The stories we tell ourselves
- hollyziff
- Jan 31
- 2 min read
In therapy clients often come to me with stories about all sorts of things but mostly about themselves. These stories are incredibly powerful whether or not they are true because they are our story that we tell ourselves therefore they are what we believe to be true. For example, let’s think about the world. The world in itself has no meaning, we ourselves offer it meaning with the story we have told ourselves about what the world is or isn’t. Minute by minute we actively contribute to our stories through our perceptions of things, so if we want to change our behaviour we need to consider how we approach these stories and how we create them.
Now, this is one of the most magical powers of humans that we are able to apply meaning to things but what happens when the meaning we apply to things isnt helping us? What happens when the meaning is causing us to struggle, to tread water and to land us up in the quick sand?
Let me give you my own personal example. I have always been someone who easily blushes, it can creep up on me at anytime. When I’m simply talking to a stranger about my dog, to when I’m public speaking in a professional environment, to when I feel flustered because I’m juggling a million things in my mind and something catches me off guard.

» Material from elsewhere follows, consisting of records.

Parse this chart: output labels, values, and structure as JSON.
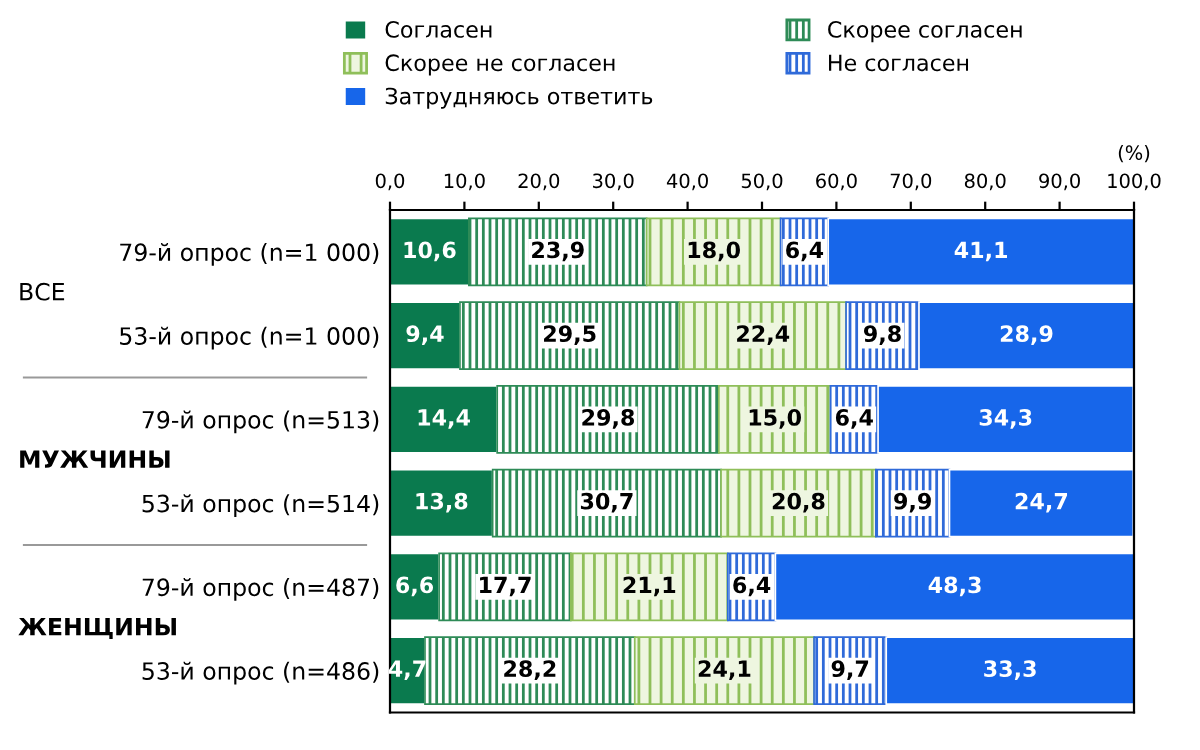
{
  "chart_data": {
    "type": "bar",
    "orientation": "horizontal",
    "stacked": true,
    "legend": "top",
    "grid": false,
    "categories": [
      "79-й опрос (n=1 000)",
      "53-й опрос (n=1 000)",
      "79-й опрос (n=513)",
      "53-й опрос (n=514)",
      "79-й опрос (n=487)",
      "53-й опрос (n=486)"
    ],
    "series": [
      {
        "name": "Согласен",
        "color": "#0a7a4e",
        "values": [
          10.6,
          9.4,
          14.4,
          13.8,
          6.6,
          4.7
        ],
        "value_labels": [
          "10,6",
          "9,4",
          "14,4",
          "13,8",
          "6,6",
          "4,7"
        ]
      },
      {
        "name": "Скорее согласен",
        "color": "#2e8b57",
        "values": [
          23.9,
          29.5,
          29.8,
          30.7,
          17.7,
          28.2
        ],
        "value_labels": [
          "23,9",
          "29,5",
          "29,8",
          "30,7",
          "17,7",
          "28,2"
        ]
      },
      {
        "name": "Скорее не согласен",
        "color": "#8fbf5a",
        "values": [
          18.0,
          22.4,
          15.0,
          20.8,
          21.1,
          24.1
        ],
        "value_labels": [
          "18,0",
          "22,4",
          "15,0",
          "20,8",
          "21,1",
          "24,1"
        ]
      },
      {
        "name": "Не согласен",
        "color": "#2f6ad9",
        "values": [
          6.4,
          9.8,
          6.4,
          9.9,
          6.4,
          9.7
        ],
        "value_labels": [
          "6,4",
          "9,8",
          "6,4",
          "9,9",
          "6,4",
          "9,7"
        ]
      },
      {
        "name": "Затрудняюсь ответить",
        "color": "#1766ea",
        "values": [
          41.1,
          28.9,
          34.3,
          24.7,
          48.3,
          33.3
        ],
        "value_labels": [
          "41,1",
          "28,9",
          "34,3",
          "24,7",
          "48,3",
          "33,3"
        ]
      }
    ],
    "xlim": [
      0,
      100
    ],
    "xticks": [
      {
        "value": 0,
        "label": "0,0"
      },
      {
        "value": 10,
        "label": "10,0"
      },
      {
        "value": 20,
        "label": "20,0"
      },
      {
        "value": 30,
        "label": "30,0"
      },
      {
        "value": 40,
        "label": "40,0"
      },
      {
        "value": 50,
        "label": "50,0"
      },
      {
        "value": 60,
        "label": "60,0"
      },
      {
        "value": 70,
        "label": "70,0"
      },
      {
        "value": 80,
        "label": "80,0"
      },
      {
        "value": 90,
        "label": "90,0"
      },
      {
        "value": 100,
        "label": "100,0"
      }
    ],
    "xlabel": "(%)",
    "annotations": [
      "ВСЕ",
      "МУЖЧИНЫ",
      "ЖЕНЩИНЫ"
    ]
  }
}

Now I’ll tell you the story I told myself about blushing; I’m weak, I’m insecure, I’m ashamed, I’m childish, I’m silly. Everyone who is looking at me thinks I’m weak, insecure, ashamed, childish and silly. Then I went to therapy and was asked to consider how I created this story, what was it made up of? Like every story it was made up of;
How I was feeling
What I thought people were thinking
What some people had told me
What I had assumed
Now, what happens if I forgot all those things and thought about it differently? Actually, could blushing mean that Im socially aware, could it mean that I care? Could it mean that I am sensitive? Could it mean that I’m passionate about the things I care about, could it mean that I can be vulnerable? Of course it can, and these story feels far less punishing for me. I feel better when this is the story that I tell myself and do you now what? It also means I blush less and when I do it goes away quickly.
What I am trying to show here is that changing the way we think can change of behaviours. And in therapy, through interaction we can consider these thought processes and how they might be impacting your behaviours for better or for worse. Let me leave you with a thought on the stories we tell ourselves.
When you were growing up, if you were told everything is possibly you will think everything is possible, it is the language you have learnt to write you story. But if you learnt that the world is out to get you, that life is hard and you will always struggle, how might your story look different.
I look forward to hearing your story.